I have 1024 sample points, and I would like to do really simple extrapolation using Fourier transformation. First I apply Fast fourier transformation on the data. My first intuition was that I just calculate the inverse fourier transformation on a larger interval. The result of the FFT is a collection of sinusoidal waves, so I expected that it's result is continuous at the end of the original interval.

I calculate the result with this formula:

$$ X[k] = \sum_{n=0}^{N-1} x[n] e^{\frac{i 2 \pi n k}{N}} $$

The extrapolation at the end of the interval looks like this:

I would like to avoid this "break" in the result.

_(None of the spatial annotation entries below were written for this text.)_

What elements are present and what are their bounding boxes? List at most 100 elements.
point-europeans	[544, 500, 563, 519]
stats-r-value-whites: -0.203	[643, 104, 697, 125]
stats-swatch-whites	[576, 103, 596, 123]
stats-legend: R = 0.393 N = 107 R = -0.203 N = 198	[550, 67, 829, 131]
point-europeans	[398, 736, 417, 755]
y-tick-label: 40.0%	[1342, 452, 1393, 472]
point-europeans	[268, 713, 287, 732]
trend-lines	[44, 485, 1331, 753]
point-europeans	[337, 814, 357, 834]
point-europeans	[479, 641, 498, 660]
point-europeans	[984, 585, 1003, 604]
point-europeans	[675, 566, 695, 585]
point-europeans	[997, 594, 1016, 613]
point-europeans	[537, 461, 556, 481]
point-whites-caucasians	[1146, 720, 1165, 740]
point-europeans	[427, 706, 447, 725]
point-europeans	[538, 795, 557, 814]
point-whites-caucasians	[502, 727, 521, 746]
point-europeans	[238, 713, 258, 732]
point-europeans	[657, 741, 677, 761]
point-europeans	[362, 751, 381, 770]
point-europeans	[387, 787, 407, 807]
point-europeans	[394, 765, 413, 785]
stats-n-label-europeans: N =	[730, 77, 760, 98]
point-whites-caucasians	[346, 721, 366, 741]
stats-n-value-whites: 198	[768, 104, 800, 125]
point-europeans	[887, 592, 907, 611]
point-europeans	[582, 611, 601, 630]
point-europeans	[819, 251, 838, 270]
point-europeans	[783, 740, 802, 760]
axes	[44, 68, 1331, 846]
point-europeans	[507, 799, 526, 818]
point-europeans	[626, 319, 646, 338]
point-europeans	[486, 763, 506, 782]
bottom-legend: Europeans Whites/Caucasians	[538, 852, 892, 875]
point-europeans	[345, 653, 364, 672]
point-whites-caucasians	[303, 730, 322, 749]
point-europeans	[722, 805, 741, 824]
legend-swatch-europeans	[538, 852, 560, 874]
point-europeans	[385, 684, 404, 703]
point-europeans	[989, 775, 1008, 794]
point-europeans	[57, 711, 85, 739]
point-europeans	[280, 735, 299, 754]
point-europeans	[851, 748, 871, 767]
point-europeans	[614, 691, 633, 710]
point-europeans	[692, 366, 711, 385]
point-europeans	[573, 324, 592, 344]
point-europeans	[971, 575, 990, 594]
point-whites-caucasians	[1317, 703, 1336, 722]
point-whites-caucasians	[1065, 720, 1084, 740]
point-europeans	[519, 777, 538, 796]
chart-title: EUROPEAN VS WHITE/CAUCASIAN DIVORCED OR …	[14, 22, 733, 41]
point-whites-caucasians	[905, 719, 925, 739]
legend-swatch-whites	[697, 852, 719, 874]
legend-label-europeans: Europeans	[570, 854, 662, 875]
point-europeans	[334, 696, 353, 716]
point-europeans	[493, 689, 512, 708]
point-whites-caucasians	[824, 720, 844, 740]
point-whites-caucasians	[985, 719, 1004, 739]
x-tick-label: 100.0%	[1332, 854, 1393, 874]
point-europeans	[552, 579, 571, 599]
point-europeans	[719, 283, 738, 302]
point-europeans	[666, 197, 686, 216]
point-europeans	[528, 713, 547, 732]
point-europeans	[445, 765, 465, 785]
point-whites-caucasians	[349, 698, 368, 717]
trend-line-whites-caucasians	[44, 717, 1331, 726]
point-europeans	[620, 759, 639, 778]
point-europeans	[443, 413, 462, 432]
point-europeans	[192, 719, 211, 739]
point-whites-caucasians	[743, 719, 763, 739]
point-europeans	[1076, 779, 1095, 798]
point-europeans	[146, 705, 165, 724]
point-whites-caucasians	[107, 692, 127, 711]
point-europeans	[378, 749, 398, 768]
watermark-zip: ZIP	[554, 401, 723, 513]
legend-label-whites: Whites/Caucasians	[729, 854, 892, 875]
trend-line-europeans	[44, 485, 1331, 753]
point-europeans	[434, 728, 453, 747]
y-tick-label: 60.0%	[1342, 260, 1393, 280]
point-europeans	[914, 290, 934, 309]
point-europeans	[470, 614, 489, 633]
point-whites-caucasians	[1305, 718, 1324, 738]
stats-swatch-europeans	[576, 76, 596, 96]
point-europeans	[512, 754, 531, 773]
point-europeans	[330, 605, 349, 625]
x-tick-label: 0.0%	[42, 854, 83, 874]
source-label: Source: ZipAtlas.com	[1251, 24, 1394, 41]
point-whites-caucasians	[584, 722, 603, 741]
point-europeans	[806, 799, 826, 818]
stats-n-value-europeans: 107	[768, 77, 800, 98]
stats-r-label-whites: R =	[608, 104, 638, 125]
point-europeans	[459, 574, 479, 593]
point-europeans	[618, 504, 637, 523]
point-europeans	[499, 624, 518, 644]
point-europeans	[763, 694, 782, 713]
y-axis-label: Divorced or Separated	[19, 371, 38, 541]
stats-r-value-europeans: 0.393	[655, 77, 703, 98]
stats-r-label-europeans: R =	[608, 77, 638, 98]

The python source code is:

import numpy as np
import matplotlib.pyplot as plt

from scipy.fftpack import fft

# generate samples
data = np.zeros(1024)
for k in range(0, 1024):
    data[k] = np.sin(k/20 * np.pi*2)


# apply FFT on samples
waves = fft(data)

# calculate the new data points from the FFT result
res = np.zeros(2048)
for k in range(0, 2048):
    val = 0.0
    for n in range(0, len(waves)):
        # https://dsp.stackexchange.com/a/510/25943
        val += waves[n]*np.exp(1.j * 2*np.pi * n * k / len(waves)) / len(waves)
    res[k] = val.real

#plot the result
plt.plot(res)
plt.show()

Answer 1

Your computation is right, but your expectation is wrong.

The method that you use to extend the periodic sequence $\tilde{x}[n]$, of period $N$, outside of its base period, $0 \leq n <N$, into a range, say, $0 \leq n <2N$ will simply copy the base period $x[n]$ next to itself. Unless the last and the first elements, $x[N-1]$ and $x[0]$, are the same there will be a mismatch (discontinuity), that you interpret as a glitch, at the period boundaries.

The inverse DFT that you implement is:

$$x[n] = \frac{1}{N} \sum_{k=0}^{N-1} X[k] e^{j \frac{2 \pi}{N} k n}$$

And when evaluated for computing the extrapolated samples, $x[n_0 + N]$, with $n_0$ in $0 \leq n < N$, you will have:

$$x[n_0 + N] = \frac{1}{N} \sum_{k=0}^{N-1} X[k] e^{j \frac{2 \pi}{N} k (n_0 + N)} = \frac{1}{N} \sum_{k=0}^{N-1} X[k] e^{j \frac{2 \pi}{N} kn_0} e^{j \frac{2 \pi}{N} N} = x[n_0] $$

as expected, due to the periodicity of the twiddle (complex exponential) in this case.